Le maintien de l’agriculture biologique est mis en danger par ignorance de notre projet de loi, ambitieux et salutaire pour notre économie, pour l’écologie et pour l’emploi. Alors que nous manquons cruellement de légumes biologiques pour répondre à notre propre consommation, alors que notre balance commerciale agricole n’est réellement positive que grâce à nos exportations de vins et spiritueux – ce dont nous pouvons nous satisfaire –, nous importons nos aliments biologiques quand nous pourrions installer des centaines de nouveaux agriculteurs dans toutes les régions. Les élus et les pouvoirs publics doivent prendre leurs responsabilités et cesser de gérer les enveloppes sous la pression des bénéficiaires en place. D’ailleurs, la Commission européenne a abondé dans notre sens et pointe la faiblesse de ces enveloppes pour le bio.

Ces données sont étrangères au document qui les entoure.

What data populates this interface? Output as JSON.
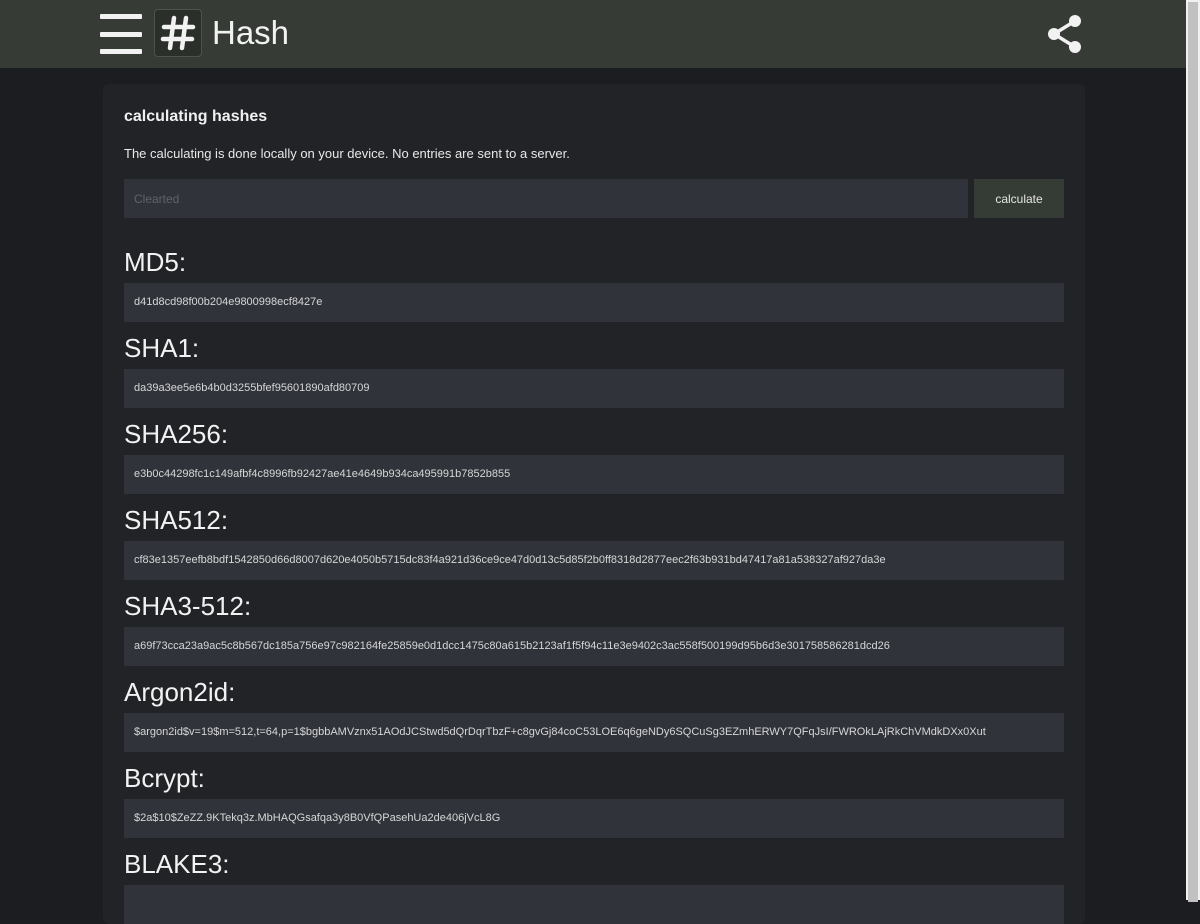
{
  "header": {
    "title": "Hash",
    "menu_icon": "hamburger-menu-icon",
    "logo_icon": "hash-symbol-icon",
    "share_icon": "share-icon",
    "bar_color": "#363c35"
  },
  "card": {
    "title": "calculating hashes",
    "description": "The calculating is done locally on your device. No entries are sent to a server.",
    "input_placeholder": "Clearted",
    "calculate_label": "calculate"
  },
  "hashes": [
    {
      "label": "MD5:",
      "value": "d41d8cd98f00b204e9800998ecf8427e"
    },
    {
      "label": "SHA1:",
      "value": "da39a3ee5e6b4b0d3255bfef95601890afd80709"
    },
    {
      "label": "SHA256:",
      "value": "e3b0c44298fc1c149afbf4c8996fb92427ae41e4649b934ca495991b7852b855"
    },
    {
      "label": "SHA512:",
      "value": "cf83e1357eefb8bdf1542850d66d8007d620e4050b5715dc83f4a921d36ce9ce47d0d13c5d85f2b0ff8318d2877eec2f63b931bd47417a81a538327af927da3e"
    },
    {
      "label": "SHA3-512:",
      "value": "a69f73cca23a9ac5c8b567dc185a756e97c982164fe25859e0d1dcc1475c80a615b2123af1f5f94c11e3e9402c3ac558f500199d95b6d3e301758586281dcd26"
    },
    {
      "label": "Argon2id:",
      "value": "$argon2id$v=19$m=512,t=64,p=1$bgbbAMVznx51AOdJCStwd5dQrDqrTbzF+c8gvGj84coC53LOE6q6geNDy6SQCuSg3EZmhERWY7QFqJsI/FWROkLAjRkChVMdkDXx0Xut"
    },
    {
      "label": "Bcrypt:",
      "value": "$2a$10$ZeZZ.9KTekq3z.MbHAQGsafqa3y8B0VfQPasehUa2de406jVcL8G"
    },
    {
      "label": "BLAKE3:",
      "value": ""
    }
  ]
}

Le ministère de l’agriculture se doit d’être le garant de l’orientation des politiques publiques de notre pays. En cette période de doute, il est important de respecter le travail parlementaire et la voix de la représentation nationale : c’est pourquoi nous tenons particulièrement à ce qu’une fois voté, ce texte soit mis en oeuvre dans le respect des orientations et arbitrages qui ont été le fruit du débat. Nous vous faisons confiance, monsieur le ministre, pour publier rapidement l’ensemble des décrets d’application et poursuivre dans la voie engagée. Ainsi, tout reste à faire et nous veillerons à ce que les décrets d’application et leur mise en oeuvre dans les régions et départements soient cohérents.
Tenons le cap. Je reste convaincue que cette loi est bonne. Elle n’est pas la loi que les écologistes auraient écrite, bien sûr, mais elle donne un nouveau souffle à nos relations avec le vivant et sa culture. Si la ligne que nous avons définie est respectée, cette loi aura des effets qui donneront raison aux écologistes de voter aujourd’hui en sa faveur.